When sourcing parts for a RYO Paths module, I discovered that the Fairchild FJN3303R NPN Transistor is no longer manufactured. Searches on Octapart indicate that some companies still have the transistor in stock but they unfortunately only sell the chip in big batches. A company called Rochester Electronics would only sell me 12940 units and AVnet 16026. Both companies seem to supply electronic components for the manufacturing industry. If someone were to build over 5000 Paths this would make sense (the module requires three transistors). Modular grid indicates that around 700 users have the module already, so I imagine the market is saturated by now. The module seems to be from 2015 and there are dozens with similar functionality available. Perhaps 5000 sequential switches could be used to build a computer of sorts.

There are some potential substitutes for the transistor but I’m not skilled enough yet to confirm if the specs are a match. So I turned to ebay, aliexpress and other dodgy vendors. Some claim to be selling the same transistor but the price of a single unit is over 10€. It is also impossible to confirm that the chip is the right one.

Luckily the Modwiggler forum has a DIY Trade Thread [ Parts, PCBs, Panels ] where users announce stuff they are looking to trade with others. I found two entries both from 6-7 years ago from users indicating that they had some transistors to spare. I contacted one, got no reply, contacted the other and got a reply, and then the first contacted me too. Now I’m expecting to get 20 transistors in the mail! In a brief exchange we agreed that I’ll commit to distributing the extra units for builders/hobbyist from Helsinki. I got the units for free and I’m committed to distributing them further asking nothing in return.

It turns out electronics as a hobby is about supply chains, archivist practices and social commitment. Turns out hardware is about care. The module is interconnected by design and its manufacturing depends on the good will of other builders. For me the rarity of the transistor is now a facevalue of the module. It makes me a part of the Fairchild FJN3303R NPN supply chain, a member of the rare transistor-gild!

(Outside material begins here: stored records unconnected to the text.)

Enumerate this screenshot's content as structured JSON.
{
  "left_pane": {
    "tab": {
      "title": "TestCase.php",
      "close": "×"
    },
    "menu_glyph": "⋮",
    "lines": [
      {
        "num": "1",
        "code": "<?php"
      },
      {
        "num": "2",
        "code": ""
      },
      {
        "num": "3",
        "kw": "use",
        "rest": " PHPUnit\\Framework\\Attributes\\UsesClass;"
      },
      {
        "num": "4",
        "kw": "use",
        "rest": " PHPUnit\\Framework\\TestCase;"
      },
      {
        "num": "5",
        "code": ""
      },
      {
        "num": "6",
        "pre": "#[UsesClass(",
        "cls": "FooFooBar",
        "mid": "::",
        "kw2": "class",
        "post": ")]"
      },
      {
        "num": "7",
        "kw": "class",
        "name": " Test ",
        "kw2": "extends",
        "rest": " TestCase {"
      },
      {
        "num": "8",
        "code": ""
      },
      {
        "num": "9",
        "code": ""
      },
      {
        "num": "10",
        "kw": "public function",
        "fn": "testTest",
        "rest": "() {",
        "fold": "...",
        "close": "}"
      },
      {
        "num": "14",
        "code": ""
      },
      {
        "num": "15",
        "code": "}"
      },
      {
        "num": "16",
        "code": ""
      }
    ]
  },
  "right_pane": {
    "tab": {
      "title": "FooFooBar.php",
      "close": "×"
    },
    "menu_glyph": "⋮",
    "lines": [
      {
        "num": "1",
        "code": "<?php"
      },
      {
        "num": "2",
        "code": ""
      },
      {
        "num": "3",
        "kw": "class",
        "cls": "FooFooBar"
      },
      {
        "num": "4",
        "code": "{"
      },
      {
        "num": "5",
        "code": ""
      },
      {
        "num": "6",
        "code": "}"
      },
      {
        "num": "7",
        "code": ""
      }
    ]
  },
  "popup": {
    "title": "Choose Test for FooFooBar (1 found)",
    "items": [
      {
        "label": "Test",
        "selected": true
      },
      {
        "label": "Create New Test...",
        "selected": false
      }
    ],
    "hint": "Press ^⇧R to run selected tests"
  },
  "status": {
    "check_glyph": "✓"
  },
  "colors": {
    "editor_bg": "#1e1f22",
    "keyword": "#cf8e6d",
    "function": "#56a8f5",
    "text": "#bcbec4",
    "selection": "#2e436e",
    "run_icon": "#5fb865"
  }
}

In the process I also learned of the phases of the ljunggrenaudio/RYO eurorack manufacturer. A few years back (between 2016-19) they gave up on business due to health concerns and disappeared.  As their website ljunggrenaudio.com went down and got squatted, the schematics, technical notes, build manuals and patch notes were lost. In recent years the hobbyist community and their past collaborators have sourced the lost documents. They are currently housed on modwiggler and other sites. With out the documentation servicing and building the modules would have been difficult.

The short online-amnesia caused by lost documentations, the rarity of the transistors and the fate of ljunggrenaudio/RYO make the module build process more then a mere assembly (which most DIY kits are). It feels almost like a media archaeological excavation. I would like to learn more about the transistor thou and other things it is used for. I’ll distribute the Fairchild chips I was handed via Ore.e Refineries. I’m amazed by the realization that electronic components, chips and the logics, behaviour and functionality they poses are so finite. Already noted this when I started electronics as a hobby and it feel great to return to this with the Ore.e Ref. Fairchild supply initiative.